For the Broader Market

The repo rate cut aims to stimulate economic demand and reduce inflationary pressures by lowering borrowing costs across sectors. By reducing home loan rates, the RBI encourages increased home buying, which can trigger a credit boom in the real estate sector, supporting growth in housing, construction, and related industries. This increased activity spreads to the wider economy, boosting jobs and consumption.
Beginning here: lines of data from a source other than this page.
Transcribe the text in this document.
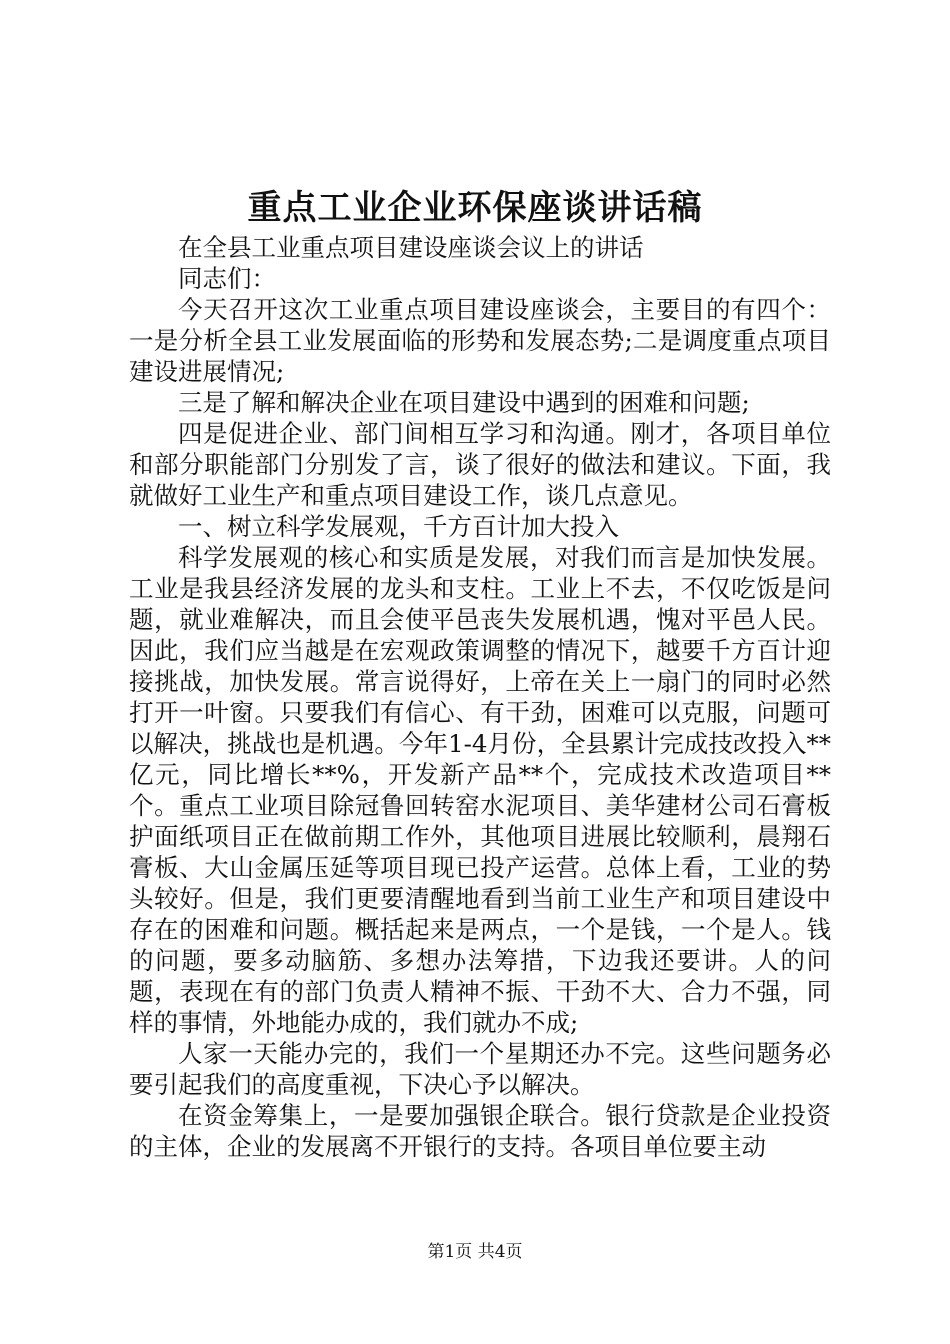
重点工业企业环保座谈讲话稿

在全县工业重点项目建设座谈会议上的讲话

同志们：

今天召开这次工业重点项目建设座谈会，主要目的有四个：一是分析全县工业发展面临的形势和发展态势;二是调度重点项目建设进展情况;

三是了解和解决企业在项目建设中遇到的困难和问题;

四是促进企业、部门间相互学习和沟通。刚才，各项目单位和部分职能部门分别发了言，谈了很好的做法和建议。下面，我就做好工业生产和重点项目建设工作，谈几点意见。

一、树立科学发展观，千方百计加大投入

科学发展观的核心和实质是发展，对我们而言是加快发展。工业是我县经济发展的龙头和支柱。工业上不去，不仅吃饭是问题，就业难解决，而且会使平邑丧失发展机遇，愧对平邑人民。因此，我们应当越是在宏观政策调整的情况下，越要千方百计迎接挑战，加快发展。常言说得好，上帝在关上一扇门的同时必然打开一叶窗。只要我们有信心、有干劲，困难可以克服，问题可以解决，挑战也是机遇。今年1-4月份，全县累计完成技改投入**亿元，同比增长**%，开发新产品**个，完成技术改造项目**个。重点工业项目除冠鲁回转窑水泥项目、美华建材公司石膏板护面纸项目正在做前期工作外，其他项目进展比较顺利，晨翔石膏板、大山金属压延等项目现已投产运营。总体上看，工业的势头较好。但是，我们更要清醒地看到当前工业生产和项目建设中存在的困难和问题。概括起来是两点，一个是钱，一个是人。钱的问题，要多动脑筋、多想办法筹措，下边我还要讲。人的问题，表现在有的部门负责人精神不振、干劲不大、合力不强，同样的事情，外地能办成的，我们就办不成;

人家一天能办完的，我们一个星期还办不完。这些问题务必要引起我们的高度重视，下决心予以解决。

在资金筹集上，一是要加强银企联合。银行贷款是企业投资的主体，企业的发展离不开银行的支持。各项目单位要主动

第1页 共4页
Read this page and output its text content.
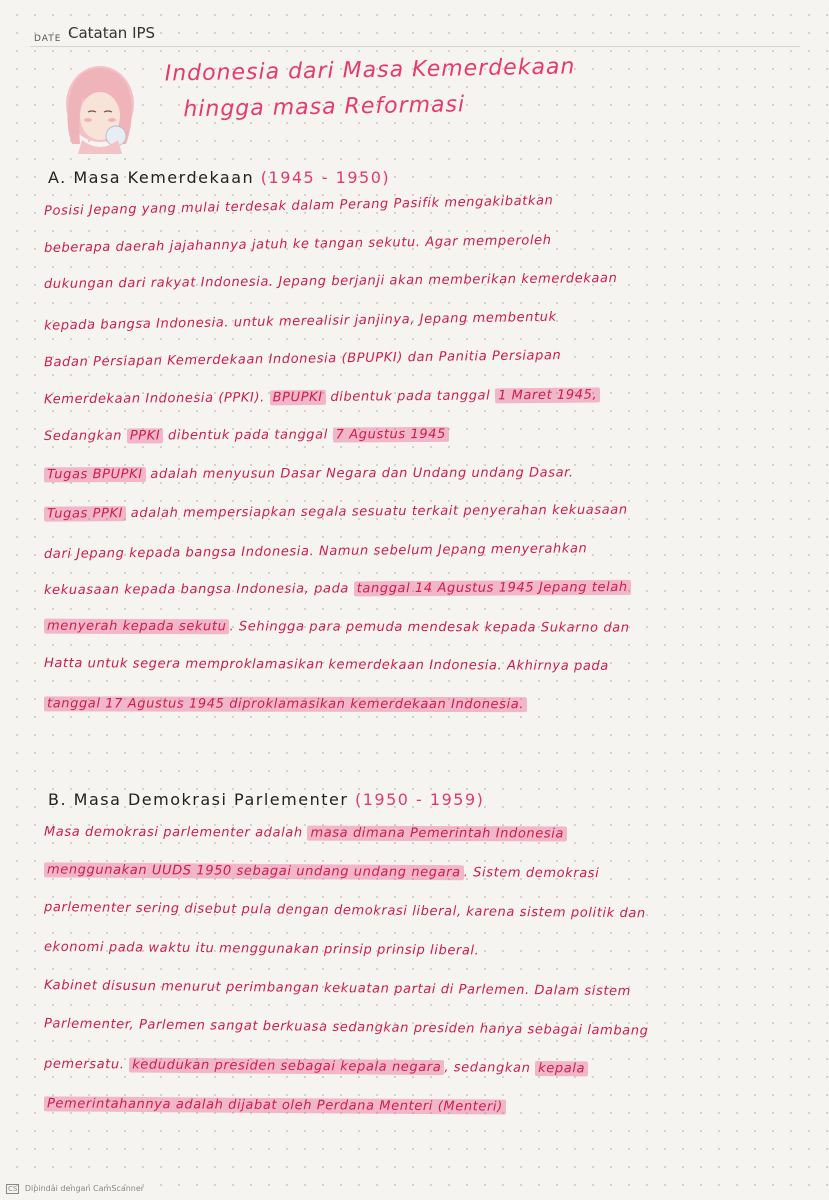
DATE Catatan IPS
Indonesia dari Masa Kemerdekaan
hingga masa Reformasi
A. Masa Kemerdekaan (1945 - 1950)
Posisi Jepang yang mulai terdesak dalam Perang Pasifik mengakibatkan
beberapa daerah jajahannya jatuh ke tangan sekutu. Agar memperoleh
dukungan dari rakyat Indonesia. Jepang berjanji akan memberikan kemerdekaan
kepada bangsa Indonesia. untuk merealisir janjinya, Jepang membentuk
Badan Persiapan Kemerdekaan Indonesia (BPUPKI) dan Panitia Persiapan
Kemerdekaan Indonesia (PPKI). BPUPKI dibentuk pada tanggal 1 Maret 1945,
Sedangkan PPKI dibentuk pada tanggal 7 Agustus 1945
Tugas BPUPKI adalah menyusun Dasar Negara dan Undang undang Dasar.
Tugas PPKI adalah mempersiapkan segala sesuatu terkait penyerahan kekuasaan
dari Jepang kepada bangsa Indonesia. Namun sebelum Jepang menyerahkan
kekuasaan kepada bangsa Indonesia, pada tanggal 14 Agustus 1945 Jepang telah
menyerah kepada sekutu . Sehingga para pemuda mendesak kepada Sukarno dan
Hatta untuk segera memproklamasikan kemerdekaan Indonesia. Akhirnya pada
tanggal 17 Agustus 1945 diproklamasikan kemerdekaan Indonesia.
B. Masa Demokrasi Parlementer (1950 - 1959)
Masa demokrasi parlementer adalah masa dimana Pemerintah Indonesia
menggunakan UUDS 1950 sebagai undang undang negara . Sistem demokrasi
parlementer sering disebut pula dengan demokrasi liberal, karena sistem politik dan
ekonomi pada waktu itu menggunakan prinsip prinsip liberal.
Kabinet disusun menurut perimbangan kekuatan partai di Parlemen. Dalam sistem
Parlementer, Parlemen sangat berkuasa sedangkan presiden hanya sebagai lambang
pemersatu. kedudukan presiden sebagai kepala negara , sedangkan kepala
Pemerintahannya adalah dijabat oleh Perdana Menteri (Menteri)
CS Dipindai dengan CamScanner
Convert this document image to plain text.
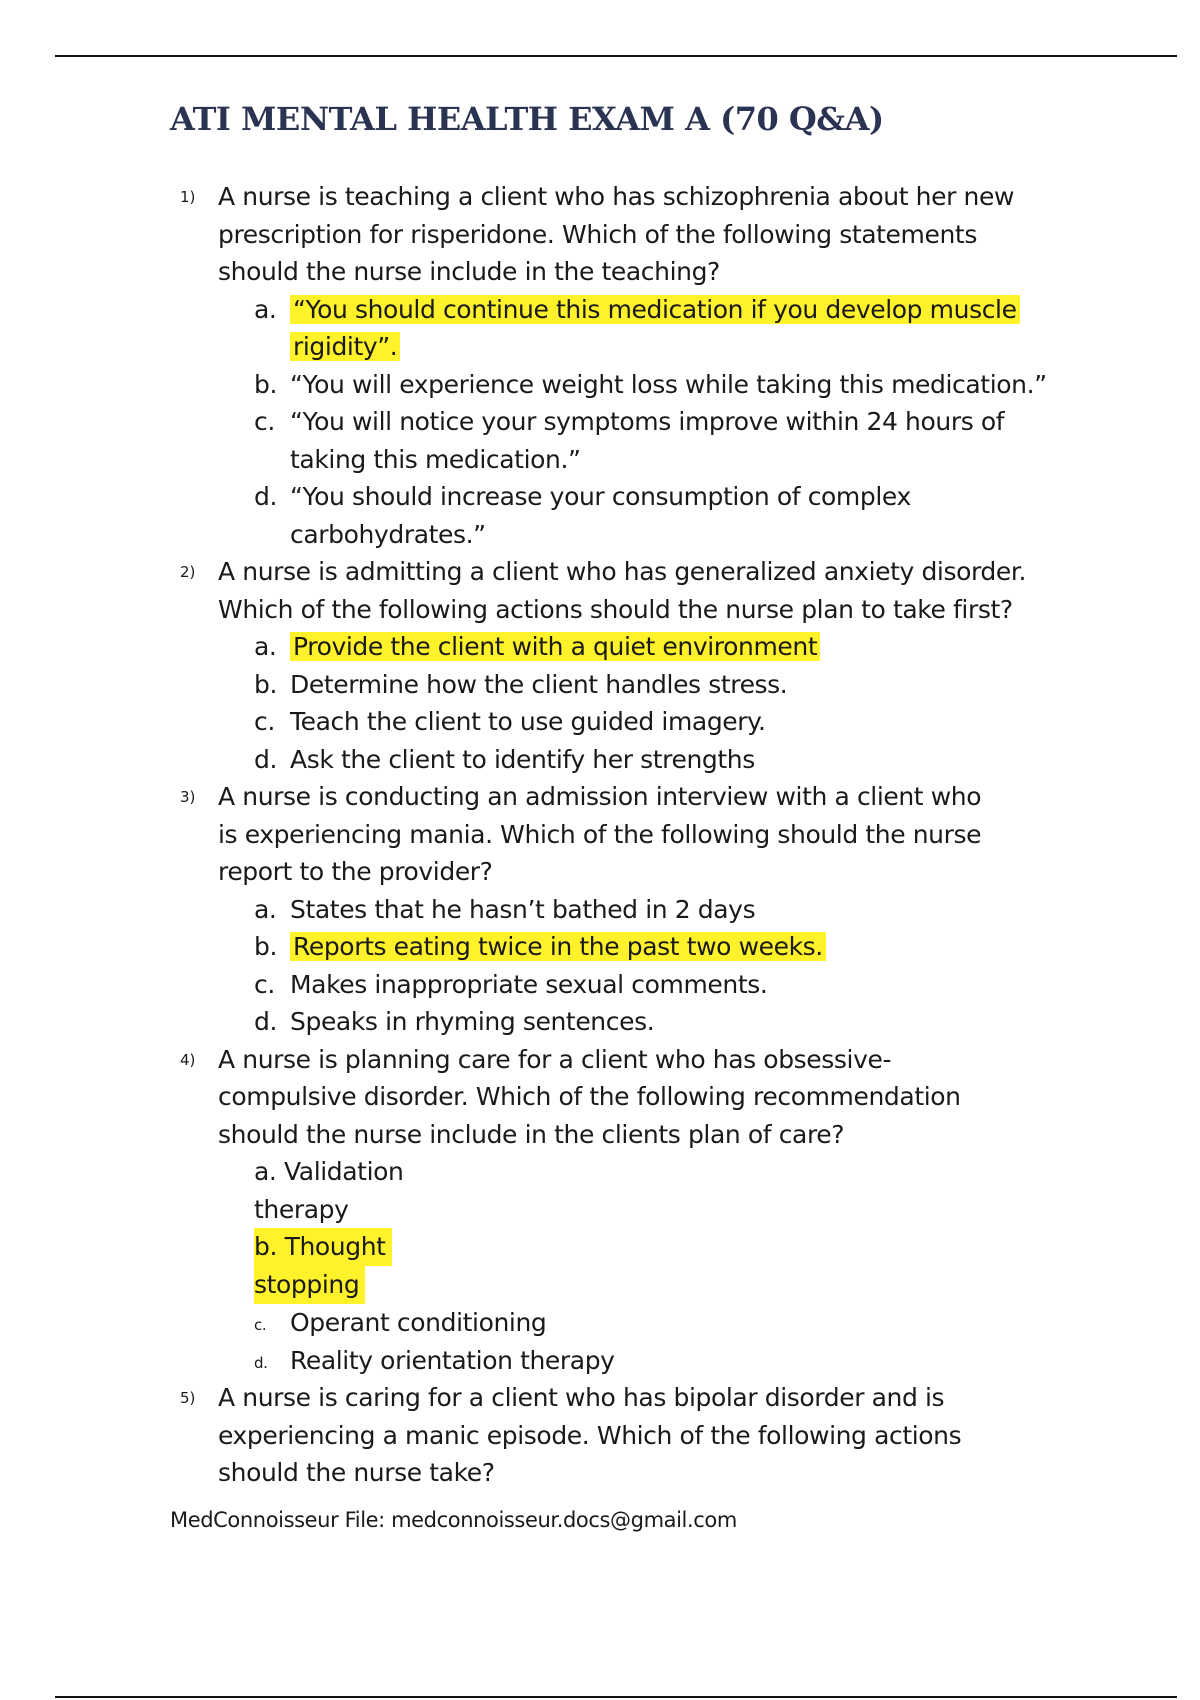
ATI MENTAL HEALTH EXAM A (70 Q&A)
1) A nurse is teaching a client who has schizophrenia about her new
prescription for risperidone. Which of the following statements
should the nurse include in the teaching?
a. “You should continue this medication if you develop muscle
rigidity”.
b. “You will experience weight loss while taking this medication.”
c. “You will notice your symptoms improve within 24 hours of
taking this medication.”
d. “You should increase your consumption of complex
carbohydrates.”
2) A nurse is admitting a client who has generalized anxiety disorder.
Which of the following actions should the nurse plan to take first?
a. Provide the client with a quiet environment
b. Determine how the client handles stress.
c. Teach the client to use guided imagery.
d. Ask the client to identify her strengths
3) A nurse is conducting an admission interview with a client who
is experiencing mania. Which of the following should the nurse
report to the provider?
a. States that he hasn’t bathed in 2 days
b. Reports eating twice in the past two weeks.
c. Makes inappropriate sexual comments.
d. Speaks in rhyming sentences.
4) A nurse is planning care for a client who has obsessive-
compulsive disorder. Which of the following recommendation
should the nurse include in the clients plan of care?
a. Validation
therapy
b. Thought
stopping
c. Operant conditioning
d. Reality orientation therapy
5) A nurse is caring for a client who has bipolar disorder and is
experiencing a manic episode. Which of the following actions
should the nurse take?
MedConnoisseur File: medconnoisseur.docs@gmail.com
Lower rates can also make existing loans cheaper, increasing disposable income for households and potentially shifting savings into investments or consumption. The repo rate cut is expected to support construction and allied industries, contributing to job growth. The cut is also expected to boost real estate demand by making home loans more affordable.

Pro-Growth Signal

Market analysts see this as a pro-growth signal, particularly supportive for the affordable and mid-segment housing market. Interest rates on bank FDs are expected to fall due to the lower lending environment. Major banks such as SBI, HDFC Bank, and ICICI Bank are expected to announce rate reductions by the end of June 2025.

Senior citizens and fixed-income investors are advised to lock in current FD rates soon, before further rate revisions. Borrowers with MCLR-linked loans may experience a delayed transmission depending on the bank's reset cycle.

The RBI Governor, Shaktikanta Das, emphasized that the move aims to balance growth with inflation management, noting that core inflation has eased, allowing for some monetary flexibility. Cheaper borrowing for banks allows them to lower interest rates on loans extended to customers.

In conclusion, an RBI repo rate cut benefits home loan borrowers through lower interest costs, greater affordability, and flexibility in loan repayment, while also encouraging broader economic growth by stimulating demand in the housing market and beyond.

  1. The repo rate cut also has implications for the broader market, as it aims to stimulate economic demand and reduce inflationary pressures by lowering borrowing costs across various sectors.
  2. The RBI's decision to lower the repo rate can boost the growth of the real estate sector, triggering a credit boom and supporting jobs and consumption in housing, construction, and related industries.